De Vries denied the industry had been slow to act. “Not even a year ago, this trajectory looked much more promising because, indeed, manufacturers have done their homework,” she said. “They’ve invested over €250 billion into electrification – the vehicles, again, are not the bottleneck: it’s the market that is missing.”
This appears to be a reference to a manifesto ACEA published in June in which member companies committed to invest that sum by 2030, while calling for political support and a move “beyond an approach focusing on piling up regulations”.
But have carmakers been complacent, and used what until recently appeared to be steadily increasing sales of electric vehicles to balance the emissions of ever larger cars, with the gas-guzzling sports utility vehicle (SUV) now the norm rather than the exception?
“We’re not at the zero emission target yet…that’s still ten years away,” de Vries said. “So you have a transition to make and, you have to do that in a profitable way…in order to generate the revenues that you can use to make these investments.”
“And you have a market to reckon with,” she said, suggesting that carmakers are responding to consumer demand and noting that a lot of advertising now focuses on electric models. “To be able to make this transformation work, you need to be able to produce and manufacture in a profitable way – ideally in Europe.”
While the larger part of the car industry appears to be suffering from regulatory fatigue – de Vries was wary of stricter targets being ushered in “through the back door”, for example in the form of deadlines for the electrification of corporate fleets, as called for by Uber last week.

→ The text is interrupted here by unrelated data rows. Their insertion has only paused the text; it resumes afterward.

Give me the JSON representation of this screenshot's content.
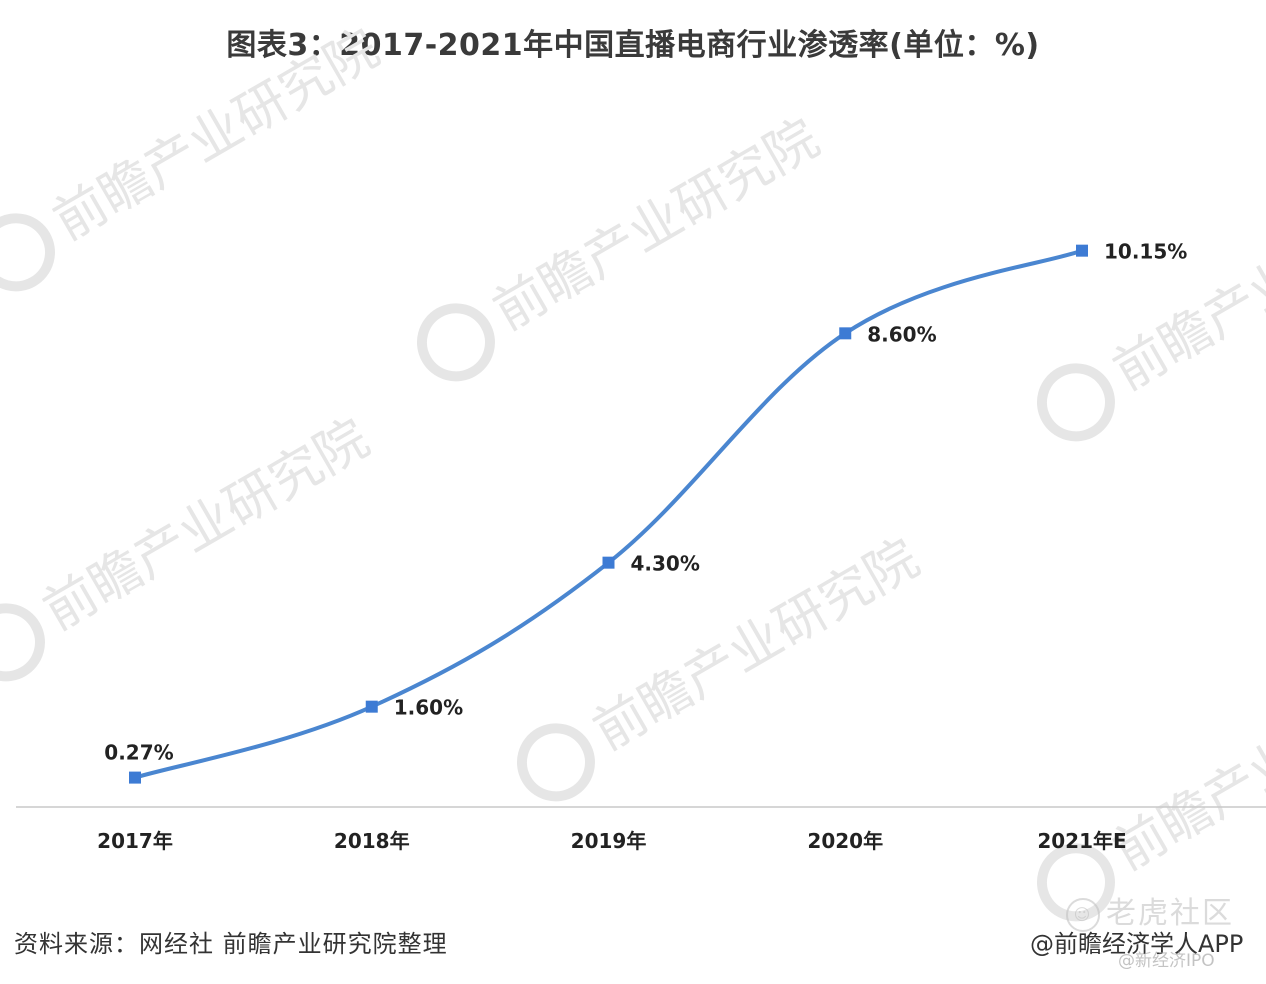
{
  "chart_data": {
    "type": "line",
    "title": "图表3：2017-2021年中国直播电商行业渗透率(单位：%)",
    "categories": [
      "2017年",
      "2018年",
      "2019年",
      "2020年",
      "2021年E"
    ],
    "series": [
      {
        "values": [
          0.27,
          1.6,
          4.3,
          8.6,
          10.15
        ],
        "labels": [
          "0.27%",
          "1.60%",
          "4.30%",
          "8.60%",
          "10.15%"
        ]
      }
    ],
    "ylim": [
      0,
      11
    ],
    "grid": false,
    "legend": "none",
    "line_color": "#4a86d0",
    "marker_color": "#3d7bd4"
  },
  "source": "资料来源：网经社 前瞻产业研究院整理",
  "credit": "@前瞻经济学人APP",
  "watermarks": {
    "brand": "前瞻产业研究院",
    "community": "老虎社区",
    "handle": "@新经济IPO"
  },
  "colors": {
    "title": "#3a3a3a",
    "axis": "#c8c8c8",
    "watermark": "#e6e6e6"
  }
}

But the Commission is under pressure on more than one front. As well as preparing  to propose a 90% economy-wide emissions cut by 2040, there is a vocal sector of industry urging the EU executive not a cave in to demands from the automotive lobby.

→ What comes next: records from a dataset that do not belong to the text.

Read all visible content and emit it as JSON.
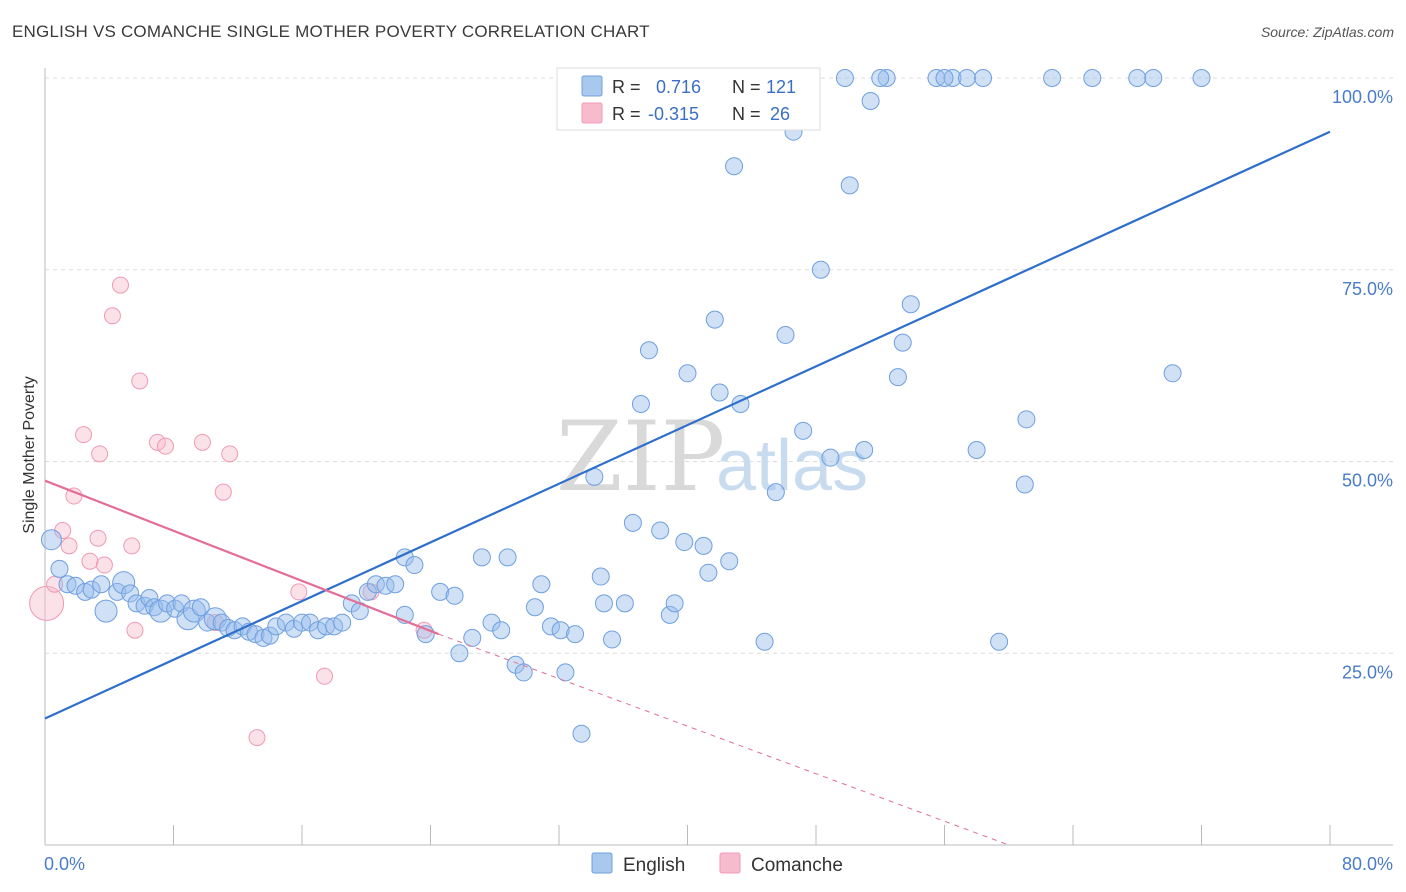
{
  "header": {
    "title": "ENGLISH VS COMANCHE SINGLE MOTHER POVERTY CORRELATION CHART",
    "source": "Source: ZipAtlas.com"
  },
  "watermark": {
    "zip": "ZIP",
    "atlas": "atlas"
  },
  "legend": {
    "rows": [
      {
        "r_label": "R =",
        "r_value": "0.716",
        "n_label": "N =",
        "n_value": "121",
        "color": "#a9c8ee"
      },
      {
        "r_label": "R =",
        "r_value": "-0.315",
        "n_label": "N =",
        "n_value": "26",
        "color": "#f6bccd"
      }
    ]
  },
  "chart_data": {
    "type": "scatter",
    "ylabel": "Single Mother Poverty",
    "xlim": [
      0,
      80
    ],
    "ylim": [
      0,
      100
    ],
    "x_tick_labels": [
      "0.0%",
      "80.0%"
    ],
    "y_tick_labels": [
      "25.0%",
      "50.0%",
      "75.0%",
      "100.0%"
    ],
    "y_ticks": [
      25,
      50,
      75,
      100
    ],
    "grid": true,
    "colors": {
      "english": "#6f9fe0",
      "english_line": "#2f6fcc",
      "comanche": "#f09ab5",
      "comanche_line": "#e36e97"
    },
    "series": [
      {
        "name": "English",
        "points": [
          [
            0.4,
            39.8
          ],
          [
            0.9,
            36.0
          ],
          [
            1.4,
            34.0
          ],
          [
            1.9,
            33.8
          ],
          [
            2.5,
            33.0
          ],
          [
            2.9,
            33.3
          ],
          [
            3.5,
            34.0
          ],
          [
            3.8,
            30.5
          ],
          [
            4.5,
            33.0
          ],
          [
            4.9,
            34.2
          ],
          [
            5.3,
            32.8
          ],
          [
            5.7,
            31.5
          ],
          [
            6.2,
            31.2
          ],
          [
            6.5,
            32.2
          ],
          [
            6.8,
            31.0
          ],
          [
            7.2,
            30.5
          ],
          [
            7.6,
            31.5
          ],
          [
            8.1,
            30.8
          ],
          [
            8.5,
            31.5
          ],
          [
            8.9,
            29.5
          ],
          [
            9.3,
            30.5
          ],
          [
            9.7,
            31.0
          ],
          [
            10.1,
            29.0
          ],
          [
            10.6,
            29.5
          ],
          [
            11.0,
            29.0
          ],
          [
            11.4,
            28.3
          ],
          [
            11.8,
            28.0
          ],
          [
            12.3,
            28.5
          ],
          [
            12.7,
            27.8
          ],
          [
            13.1,
            27.5
          ],
          [
            13.6,
            27.0
          ],
          [
            14.0,
            27.3
          ],
          [
            14.4,
            28.5
          ],
          [
            15.0,
            29.0
          ],
          [
            15.5,
            28.2
          ],
          [
            16.0,
            29.0
          ],
          [
            16.5,
            29.0
          ],
          [
            17.0,
            28.0
          ],
          [
            17.5,
            28.5
          ],
          [
            18.0,
            28.5
          ],
          [
            18.5,
            29.0
          ],
          [
            19.1,
            31.5
          ],
          [
            19.6,
            30.5
          ],
          [
            20.1,
            33.0
          ],
          [
            20.6,
            34.0
          ],
          [
            21.2,
            33.8
          ],
          [
            21.8,
            34.0
          ],
          [
            22.4,
            37.5
          ],
          [
            23.0,
            36.5
          ],
          [
            22.4,
            30.0
          ],
          [
            23.7,
            27.5
          ],
          [
            24.6,
            33.0
          ],
          [
            25.5,
            32.5
          ],
          [
            25.8,
            25.0
          ],
          [
            26.6,
            27.0
          ],
          [
            27.2,
            37.5
          ],
          [
            27.8,
            29.0
          ],
          [
            28.4,
            28.0
          ],
          [
            28.8,
            37.5
          ],
          [
            29.3,
            23.5
          ],
          [
            29.8,
            22.5
          ],
          [
            30.5,
            31.0
          ],
          [
            30.9,
            34.0
          ],
          [
            31.5,
            28.5
          ],
          [
            32.1,
            28.0
          ],
          [
            32.4,
            22.5
          ],
          [
            33.0,
            27.5
          ],
          [
            33.4,
            14.5
          ],
          [
            34.2,
            48.0
          ],
          [
            34.6,
            35.0
          ],
          [
            34.8,
            31.5
          ],
          [
            35.3,
            26.8
          ],
          [
            36.1,
            31.5
          ],
          [
            36.6,
            42.0
          ],
          [
            37.1,
            57.5
          ],
          [
            37.6,
            64.5
          ],
          [
            38.3,
            41.0
          ],
          [
            38.9,
            30.0
          ],
          [
            39.2,
            31.5
          ],
          [
            39.8,
            39.5
          ],
          [
            40.0,
            61.5
          ],
          [
            41.0,
            39.0
          ],
          [
            41.3,
            35.5
          ],
          [
            41.7,
            68.5
          ],
          [
            42.0,
            59.0
          ],
          [
            42.6,
            37.0
          ],
          [
            42.9,
            88.5
          ],
          [
            43.3,
            57.5
          ],
          [
            44.8,
            26.5
          ],
          [
            45.5,
            46.0
          ],
          [
            46.1,
            66.5
          ],
          [
            46.6,
            93.0
          ],
          [
            47.2,
            54.0
          ],
          [
            48.3,
            75.0
          ],
          [
            48.9,
            50.5
          ],
          [
            50.1,
            86.0
          ],
          [
            51.0,
            51.5
          ],
          [
            51.4,
            97.0
          ],
          [
            52.4,
            100.0
          ],
          [
            53.1,
            61.0
          ],
          [
            53.4,
            65.5
          ],
          [
            53.9,
            70.5
          ],
          [
            55.5,
            100.0
          ],
          [
            56.5,
            100.0
          ],
          [
            57.4,
            100.0
          ],
          [
            58.0,
            51.5
          ],
          [
            58.4,
            100.0
          ],
          [
            59.4,
            26.5
          ],
          [
            61.0,
            47.0
          ],
          [
            61.1,
            55.5
          ],
          [
            62.7,
            100.0
          ],
          [
            65.2,
            100.0
          ],
          [
            70.2,
            61.5
          ],
          [
            43.0,
            100.0
          ],
          [
            44.0,
            100.0
          ],
          [
            45.0,
            100.0
          ],
          [
            47.5,
            100.0
          ],
          [
            49.8,
            100.0
          ],
          [
            52.0,
            100.0
          ],
          [
            56.0,
            100.0
          ],
          [
            68.0,
            100.0
          ],
          [
            69.0,
            100.0
          ],
          [
            72.0,
            100.0
          ]
        ]
      },
      {
        "name": "Comanche",
        "points": [
          [
            0.1,
            31.5
          ],
          [
            0.6,
            34.0
          ],
          [
            1.1,
            41.0
          ],
          [
            1.5,
            39.0
          ],
          [
            1.8,
            45.5
          ],
          [
            2.4,
            53.5
          ],
          [
            2.8,
            37.0
          ],
          [
            3.3,
            40.0
          ],
          [
            3.4,
            51.0
          ],
          [
            3.7,
            36.5
          ],
          [
            4.2,
            69.0
          ],
          [
            4.7,
            73.0
          ],
          [
            5.4,
            39.0
          ],
          [
            5.6,
            28.0
          ],
          [
            5.9,
            60.5
          ],
          [
            7.0,
            52.5
          ],
          [
            7.5,
            52.0
          ],
          [
            9.8,
            52.5
          ],
          [
            10.6,
            29.0
          ],
          [
            11.1,
            46.0
          ],
          [
            11.5,
            51.0
          ],
          [
            13.2,
            14.0
          ],
          [
            15.8,
            33.0
          ],
          [
            17.4,
            22.0
          ],
          [
            20.3,
            33.0
          ],
          [
            23.6,
            28.0
          ]
        ]
      }
    ],
    "trend_lines": [
      {
        "series": "English",
        "x": [
          0,
          80
        ],
        "y": [
          16.5,
          93.0
        ]
      },
      {
        "series": "Comanche",
        "x": [
          0,
          24.5
        ],
        "y": [
          47.5,
          27.5
        ],
        "dashed_extension_x": [
          24.5,
          60
        ],
        "dashed_extension_y": [
          27.5,
          0
        ]
      }
    ]
  },
  "bottom_legend": {
    "items": [
      "English",
      "Comanche"
    ]
  }
}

Fifty companies – including Uber, alongside IKEA, Polestar and its owner Volvo Cars – called today for EU lawmakers to stick to the 2035 target.
Volvo Cars quit ACEA in 2022 as it committed to produce only battery powered vehicles by 2030, but backpedalled this month, saying it now plans to ensure that at least nine out of every ten cars it sells will be either fully electric or plug-in hybrid models by the end of the decade.
One way or another, Europe’s car industry looks set to face some critical choices in the coming months and years, as the EU will inevitably have to ratchet up its climate action in line with the imminent new greenhouse gas reduction target.
This – as climate commissioner Wopke Hoekstra has intimated – is likely to go beyond the substitution (electric for petrol, boiler for heat pump) approach seen so far to a rethink of lifestyles and consumption models.
De Vries said the industry was not working on the assumption that car sharing and a switch to alternative forms of transport, especially in cities, would necessarily mean a further fall in demand for new cars.
“There is often not a one-size-fits-all solution for mobility,” de Vries said. “Looking into the services and the business opportunities that are there, it’s not a worry about fewer cars…that drives us,” she said. “We believe mobility, including car use will [continue] to play an important role.”